O comício do presidente americano, no sábado (20), foi o exemplo mais bem acabado da cartilha trumpiana que defende os interesses pessoais - e eleitorais - acima do bem comum e das vidas humanas. Mais: representa o pensamento de uma autoridade que até pode ter entendido o barulho das ruas depois da morte de George Floyd, mas faz questão de contrariá-lo para agradar a seus eleitores e angariar votos.
Ato 1 - O palco escolhido para aquele que foi o primeiro comício do novo normal: Tulsa, no Estado de Oklahoma, e todo o seu significado. O bairro foi local do massacre de 1921, quando multidões brancas saquearam empresas e casas de negros, matando centenas de pessoas - o número até hoje é alvo de divergências.

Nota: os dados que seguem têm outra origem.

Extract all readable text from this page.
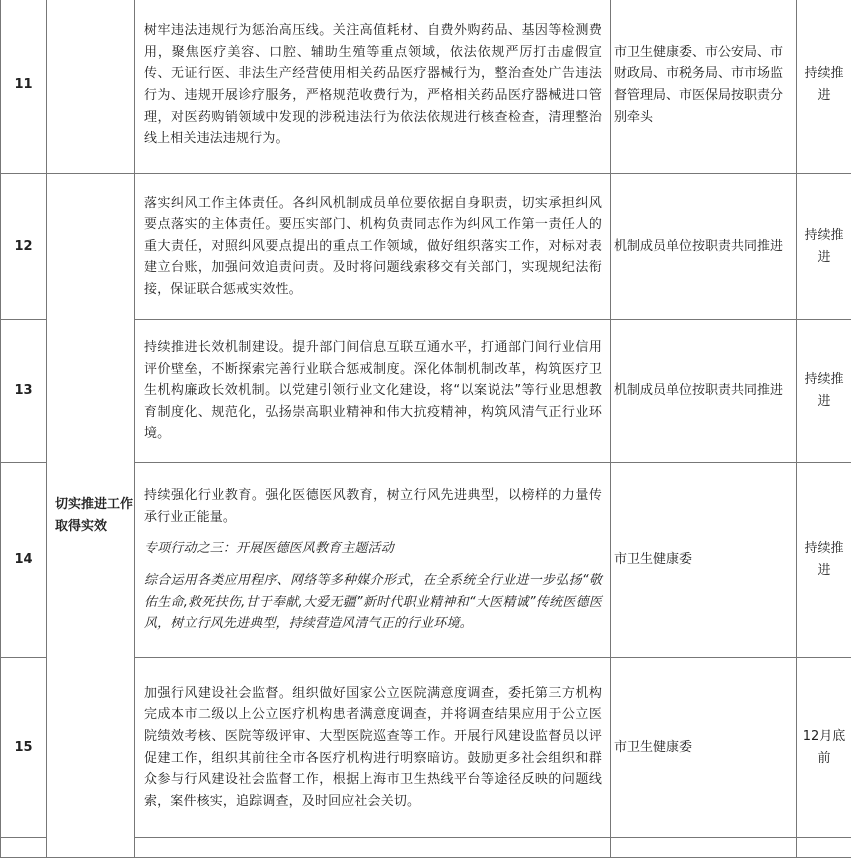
11		树牢违法违规行为惩治高压线。关注高值耗材、自费外购药品、基因等检测费用，聚焦医疗美容、口腔、辅助生殖等重点领域，依法依规严厉打击虚假宣传、无证行医、非法生产经营使用相关药品医疗器械行为，整治查处广告违法行为、违规开展诊疗服务，严格规范收费行为，严格相关药品医疗器械进口管理，对医药购销领域中发现的涉税违法行为依法依规进行核查检查，清理整治线上相关违法违规行为。	市卫生健康委、市公安局、市财政局、市税务局、市市场监督管理局、市医保局按职责分别牵头	持续推进
12	切实推进工作取得实效	落实纠风工作主体责任。各纠风机制成员单位要依据自身职责，切实承担纠风要点落实的主体责任。要压实部门、机构负责同志作为纠风工作第一责任人的重大责任，对照纠风要点提出的重点工作领域，做好组织落实工作，对标对表建立台账，加强问效追责问责。及时将问题线索移交有关部门，实现规纪法衔接，保证联合惩戒实效性。	机制成员单位按职责共同推进	持续推进
13		持续推进长效机制建设。提升部门间信息互联互通水平，打通部门间行业信用评价壁垒，不断探索完善行业联合惩戒制度。深化体制机制改革，构筑医疗卫生机构廉政长效机制。以党建引领行业文化建设，将“以案说法”等行业思想教育制度化、规范化，弘扬崇高职业精神和伟大抗疫精神，构筑风清气正行业环境。	机制成员单位按职责共同推进	持续推进
14		持续强化行业教育。强化医德医风教育，树立行风先进典型，以榜样的力量传承行业正能量。

专项行动之三：开展医德医风教育主题活动

综合运用各类应用程序、网络等多种媒介形式，在全系统全行业进一步弘扬“敬佑生命,救死扶伤,甘于奉献,大爱无疆”新时代职业精神和“大医精诚”传统医德医风，树立行风先进典型，持续营造风清气正的行业环境。	市卫生健康委	持续推进
15		加强行风建设社会监督。组织做好国家公立医院满意度调查，委托第三方机构完成本市二级以上公立医疗机构患者满意度调查，并将调查结果应用于公立医院绩效考核、医院等级评审、大型医院巡查等工作。开展行风建设监督员以评促建工作，组织其前往全市各医疗机构进行明察暗访。鼓励更多社会组织和群众参与行风建设社会监督工作，根据上海市卫生热线平台等途径反映的问题线索，案件核实，追踪调查，及时回应社会关切。	市卫生健康委	12月底前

Ato 2 - A data: o comício ocorreu um dia depois do Juneteenth, união das palavras "19 de junho", em inglês, que marca o fim da escravidão no país. O evento seria no próprio dia 19, e Donald Trump o adiou por conselho de seus assessores, mesmo contra sua vontade.
Mas não se engane: o presidente não estava lá para homenagear a luta dos negros ou em desagravo a Floyd depois do que o mundo gritou contra seu assassinato. Tanto que o presidente discursou no BOK Center por duas horas e não citou o feriado nem fez referência à luta por igualdade racial ou contra a violência policial. Ao contrário, criticou quem foi às ruas protestar (“desordeiros”), acusou-os de profanar a história do país e derrubar monumentos (“demolir nossa herança”) e criticou quem se ajoelha diante do hino nacional em um gesto contra o racismo (“vamos ficar orgulhosos e de pé”).
Trump fala para seus eleitores: brancos, héteros, defensores do uso de armas e protetores da “lei e da ordem”, como parece ser seu slogan para a eleição de novembro. Para muitos, não apenas o palco é perfeito como a desobediência às recomendações de autoridades de saúde soa como música. Prova disso era o gesto que muitos militantes repetiam ao entrar na arena de Tulsa: as máscaras distribuídas pela organização tinham como destino o lixo. Para que equipamento de proteção se o próprio presidente, a maior autoridade da nação, nega a gravidade da pandemia e diria, horas depois, ao público que ordenara que se diminuísse o ritmo dos testes para coronavírus? Segundo Trump, os exames são uma “faca de dois gumes” porque levam à descoberta de mais casos. Ora, nações que conseguiram domar o vírus são exatamente aquelas que testaram muito, rastrearam os contatos dos pacientes infectados e fizeram o isolamento social (algo que o próprio comício contrariou).
Enquanto o país contabiliza 2,2 milhões de infectados e 119 mil mortes, Trump fala para o seu público, joga para a torcida. Uma torcida, aliás, que para participar do comício, ao obter os ingressos, precisava concordar com um termo que dizia: “Ao clicar na confirmação abaixo, você reconhece que existe um risco inerente de exposição à covid-19”.